Ehe und Familie

„Ein echter Fortschritt“ – Pastoraltheologe Wolfgang Beck über Papstschreiben „Amoris laetitia“

Einen neuen Fokus im Umgang mit alternativen Familienmodellen macht der Pastoraltheologe Wolfgang Beck im Schreiben „Amoris laetitia“ von Papst Franziskus aus. Im Interview erklärt er, welche Bedeutung das Papstschreiben in der Praxis hat.

veröffentlicht am 20.10.2021

Papst Franziskus hat fünf Jahre nach Erscheinen von „Amoris laetitia“ ein Aktionsjahr der Familie ausgerufen. Weshalb ist die Familie in den vergangenen Jahren so stark in den Fokus der Kirche gerückt?
Häufig besteht in kirchlichen Kontexten eine romantisierende Vorstellung von Familie. Gerne wird sie als Keimzelle christlichen Lebens idealisiert. Sie wird für das Glaubensleben der Kirche als zentrale Säule gesehen. Papst Franziskus hat mit der wertschätzenden Wahrnehmung von familiären Lebensformen und Realitäten fernab dieser Idealisierung in „Amoris laetitia“ einen anderen Fokus gesetzt. Er konstruiert Familie nicht vom Idealtypus her, sondern aus der Wahrnehmung dessen, wie Menschen Familie gegenwärtig tatsächlich leben. Das ist ein echter Fortschritt.

Sieht Franziskus Ehe als Voraussetzung für Familie?
Er sieht, dass Familie mehr ist als das kirchliche Modell, und ist zugleich vom romantisierenden Familienbild des 19. Jahrhunderts und der Romantik geprägt. Ich würde es als Ambivalenz beschreiben. Beim Versuch, beides zusammenzubringen, besteht immer auch die Gefahr, bestimmte Konstellationen wie Ein-Eltern-Familien oder Patchworkfamilien als defizitär einzuordnen. Papst Franziskus hat sich in einer würdigenden Wahrnehmung und Sprache von diesen problematischen Wertungen freigemacht.

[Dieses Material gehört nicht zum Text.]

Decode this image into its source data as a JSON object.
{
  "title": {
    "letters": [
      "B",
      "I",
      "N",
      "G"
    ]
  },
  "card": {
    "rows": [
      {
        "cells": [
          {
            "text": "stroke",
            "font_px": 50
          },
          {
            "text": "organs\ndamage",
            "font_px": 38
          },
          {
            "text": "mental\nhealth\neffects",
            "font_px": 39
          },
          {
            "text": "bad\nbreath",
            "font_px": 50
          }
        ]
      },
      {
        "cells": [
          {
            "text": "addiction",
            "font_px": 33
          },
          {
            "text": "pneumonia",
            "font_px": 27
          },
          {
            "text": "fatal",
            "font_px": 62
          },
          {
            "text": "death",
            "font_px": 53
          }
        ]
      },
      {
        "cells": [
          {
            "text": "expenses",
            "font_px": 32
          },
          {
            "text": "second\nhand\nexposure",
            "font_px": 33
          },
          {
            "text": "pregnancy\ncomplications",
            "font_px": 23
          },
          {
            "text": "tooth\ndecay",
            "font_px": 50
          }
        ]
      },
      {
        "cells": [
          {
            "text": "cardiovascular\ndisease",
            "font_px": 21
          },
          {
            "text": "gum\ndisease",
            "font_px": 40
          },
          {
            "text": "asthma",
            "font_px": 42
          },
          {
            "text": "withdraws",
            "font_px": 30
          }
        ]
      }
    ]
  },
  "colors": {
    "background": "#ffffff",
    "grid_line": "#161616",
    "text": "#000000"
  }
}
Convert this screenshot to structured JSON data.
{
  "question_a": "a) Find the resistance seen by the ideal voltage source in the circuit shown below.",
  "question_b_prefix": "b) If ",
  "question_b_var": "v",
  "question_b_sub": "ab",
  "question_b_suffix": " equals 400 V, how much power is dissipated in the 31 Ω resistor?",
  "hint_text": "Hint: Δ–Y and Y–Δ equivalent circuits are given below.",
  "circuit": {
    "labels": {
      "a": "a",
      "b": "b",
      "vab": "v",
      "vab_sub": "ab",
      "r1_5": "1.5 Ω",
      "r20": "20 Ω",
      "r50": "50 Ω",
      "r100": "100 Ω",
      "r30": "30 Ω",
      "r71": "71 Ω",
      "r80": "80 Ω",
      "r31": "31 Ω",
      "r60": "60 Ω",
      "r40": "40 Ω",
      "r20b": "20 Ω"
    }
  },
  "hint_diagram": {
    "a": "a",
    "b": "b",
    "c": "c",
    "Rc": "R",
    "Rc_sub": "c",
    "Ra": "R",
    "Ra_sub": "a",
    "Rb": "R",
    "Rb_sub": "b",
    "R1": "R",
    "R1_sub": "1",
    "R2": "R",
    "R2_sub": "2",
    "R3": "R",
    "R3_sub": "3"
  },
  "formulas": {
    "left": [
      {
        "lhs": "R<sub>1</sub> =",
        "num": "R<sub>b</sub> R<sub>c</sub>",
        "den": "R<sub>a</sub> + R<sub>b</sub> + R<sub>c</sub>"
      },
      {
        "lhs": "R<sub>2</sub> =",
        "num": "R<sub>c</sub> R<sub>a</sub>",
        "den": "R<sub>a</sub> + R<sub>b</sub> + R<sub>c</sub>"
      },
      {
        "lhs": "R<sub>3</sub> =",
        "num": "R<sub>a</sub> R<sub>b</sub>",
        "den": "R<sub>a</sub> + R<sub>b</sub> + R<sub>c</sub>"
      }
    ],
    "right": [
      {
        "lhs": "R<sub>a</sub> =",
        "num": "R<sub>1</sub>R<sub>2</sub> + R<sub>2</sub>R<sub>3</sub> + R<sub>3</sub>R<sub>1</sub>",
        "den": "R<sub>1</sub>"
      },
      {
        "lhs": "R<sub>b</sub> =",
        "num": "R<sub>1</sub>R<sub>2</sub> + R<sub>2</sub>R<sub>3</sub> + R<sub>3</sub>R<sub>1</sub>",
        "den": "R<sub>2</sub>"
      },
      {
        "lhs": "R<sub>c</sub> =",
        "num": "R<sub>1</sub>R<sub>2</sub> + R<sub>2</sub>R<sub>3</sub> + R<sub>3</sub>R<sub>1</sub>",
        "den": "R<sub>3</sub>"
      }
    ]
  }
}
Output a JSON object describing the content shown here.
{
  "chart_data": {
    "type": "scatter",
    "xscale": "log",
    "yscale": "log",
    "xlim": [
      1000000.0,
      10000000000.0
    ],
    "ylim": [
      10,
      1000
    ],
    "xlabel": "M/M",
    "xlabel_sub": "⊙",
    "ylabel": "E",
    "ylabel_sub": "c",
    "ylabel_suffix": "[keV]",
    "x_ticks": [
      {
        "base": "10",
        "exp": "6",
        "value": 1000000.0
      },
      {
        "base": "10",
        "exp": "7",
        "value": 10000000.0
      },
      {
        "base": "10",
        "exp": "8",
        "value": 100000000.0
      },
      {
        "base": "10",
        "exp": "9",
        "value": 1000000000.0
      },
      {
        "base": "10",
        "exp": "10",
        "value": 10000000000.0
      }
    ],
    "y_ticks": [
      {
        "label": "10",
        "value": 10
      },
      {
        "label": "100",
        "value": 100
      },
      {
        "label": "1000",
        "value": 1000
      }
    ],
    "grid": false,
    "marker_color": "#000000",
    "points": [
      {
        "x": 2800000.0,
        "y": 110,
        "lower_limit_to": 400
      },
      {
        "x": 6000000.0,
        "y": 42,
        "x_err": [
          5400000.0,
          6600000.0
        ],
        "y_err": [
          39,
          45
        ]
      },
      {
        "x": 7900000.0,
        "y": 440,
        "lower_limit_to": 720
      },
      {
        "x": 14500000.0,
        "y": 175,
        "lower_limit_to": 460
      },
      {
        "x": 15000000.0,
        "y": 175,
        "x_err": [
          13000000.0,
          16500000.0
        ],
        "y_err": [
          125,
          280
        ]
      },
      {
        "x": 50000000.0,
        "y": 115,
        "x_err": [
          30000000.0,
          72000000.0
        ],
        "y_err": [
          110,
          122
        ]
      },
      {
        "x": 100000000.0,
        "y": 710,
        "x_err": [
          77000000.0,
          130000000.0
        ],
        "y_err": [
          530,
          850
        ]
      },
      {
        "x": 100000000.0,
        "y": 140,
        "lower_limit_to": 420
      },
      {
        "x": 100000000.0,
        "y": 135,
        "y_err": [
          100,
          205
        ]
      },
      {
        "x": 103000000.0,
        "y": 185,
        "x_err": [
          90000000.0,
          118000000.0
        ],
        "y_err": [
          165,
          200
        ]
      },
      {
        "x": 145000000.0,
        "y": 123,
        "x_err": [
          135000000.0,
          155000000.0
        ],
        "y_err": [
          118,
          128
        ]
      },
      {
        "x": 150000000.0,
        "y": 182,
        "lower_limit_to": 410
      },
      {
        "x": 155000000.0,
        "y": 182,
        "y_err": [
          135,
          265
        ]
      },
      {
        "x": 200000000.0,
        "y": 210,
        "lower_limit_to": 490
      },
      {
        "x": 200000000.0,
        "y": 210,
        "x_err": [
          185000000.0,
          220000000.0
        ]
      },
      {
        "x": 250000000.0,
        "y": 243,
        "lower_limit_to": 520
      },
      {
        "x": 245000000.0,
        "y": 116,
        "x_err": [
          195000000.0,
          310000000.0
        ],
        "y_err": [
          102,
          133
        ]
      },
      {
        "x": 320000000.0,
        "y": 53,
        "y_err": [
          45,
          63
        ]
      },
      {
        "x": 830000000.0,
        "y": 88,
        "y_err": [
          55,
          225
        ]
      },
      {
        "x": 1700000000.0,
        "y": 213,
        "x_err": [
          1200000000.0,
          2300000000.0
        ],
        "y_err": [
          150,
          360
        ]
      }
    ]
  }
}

Wie hat sich das Ehe- und Familienbild der Kirche über die Jahrhunderte und Jahrtausende entwickelt?
Die Ehe beschreibt erst mal ein Zusammenleben von zwei Menschen. Biblisch sind besonders zwei ­Elemente zentral: wirtschaftliche Absicherung und die Frage der Nachkommenschaft. Beides ist heute nicht mehr im Mittelpunkt. Schon daran sieht man, dass sich auch theologisch sehr viel entwickelt hat. In der christlichen Theologie ist dann schon früh die Vorstellung entstanden, dass der Ehebund ein Abbild des Bundes Gottes mit den Menschen ist. Wenn das in Ansätzen gelingt, dann hat die Ehe einen Verkündigungscharakter und erzählt etwas von unserem Gottesglauben. Daher rührt eine große Wertschätzung für die Ehe.

Lassen Sie uns noch einmal in die Gegenwart schauen: Was konkret hat sich durch „Amoris laetitia“ in den vergangenen Jahren verändert?
Viele Seelsorgerinnen und Seelsorger fühlen sich mit dem Schreiben nachhaltig ermutigt, ohne Ressentiments auf Menschen mit unterschiedlichen familiären Konstellationen zuzugehen. So sichert „Amoris laetitia“ eine seelsorgerische und pastorale Praxis ab, die sich nicht von den Idealkonstruktionen her entwirft, sondern von der konkreten Situation her. Und das hat seinen Niederschlag in ganz vielen Detailbegegnungen. In jedem Erstkommunionkurs haben Sie mit einer ganzen Fülle von familiären Konstellationen zu tun. Dort lässt sich entdecken, in welchen Zusammenhängen Menschen ­leben und welche Geschichten damit verbunden sind. Wir ­sollten nicht vorschnell vom Scheitern von Lebensentwürfen sprechen, sondern offen dafür sein, dass Menschen auf ihrer Suche nach einem erfüllten Leben ganz unterschiedliche Wege gehen. Darin lässt sich Theologie noch einmal neu entdecken.

Wolfgang Beck ist Junior-Professor an der Philosophisch-Theologischen Hochschule Frankfurt-Sankt Georgen und vertritt seit 2015 den dortigen Lehrstuhl für Pastoraltheologie und Homiletik. 2002 wurde er zum Priester geweiht. Er spricht seit 2011 regelmäßig das „Wort zum Sonntag“ der ARD.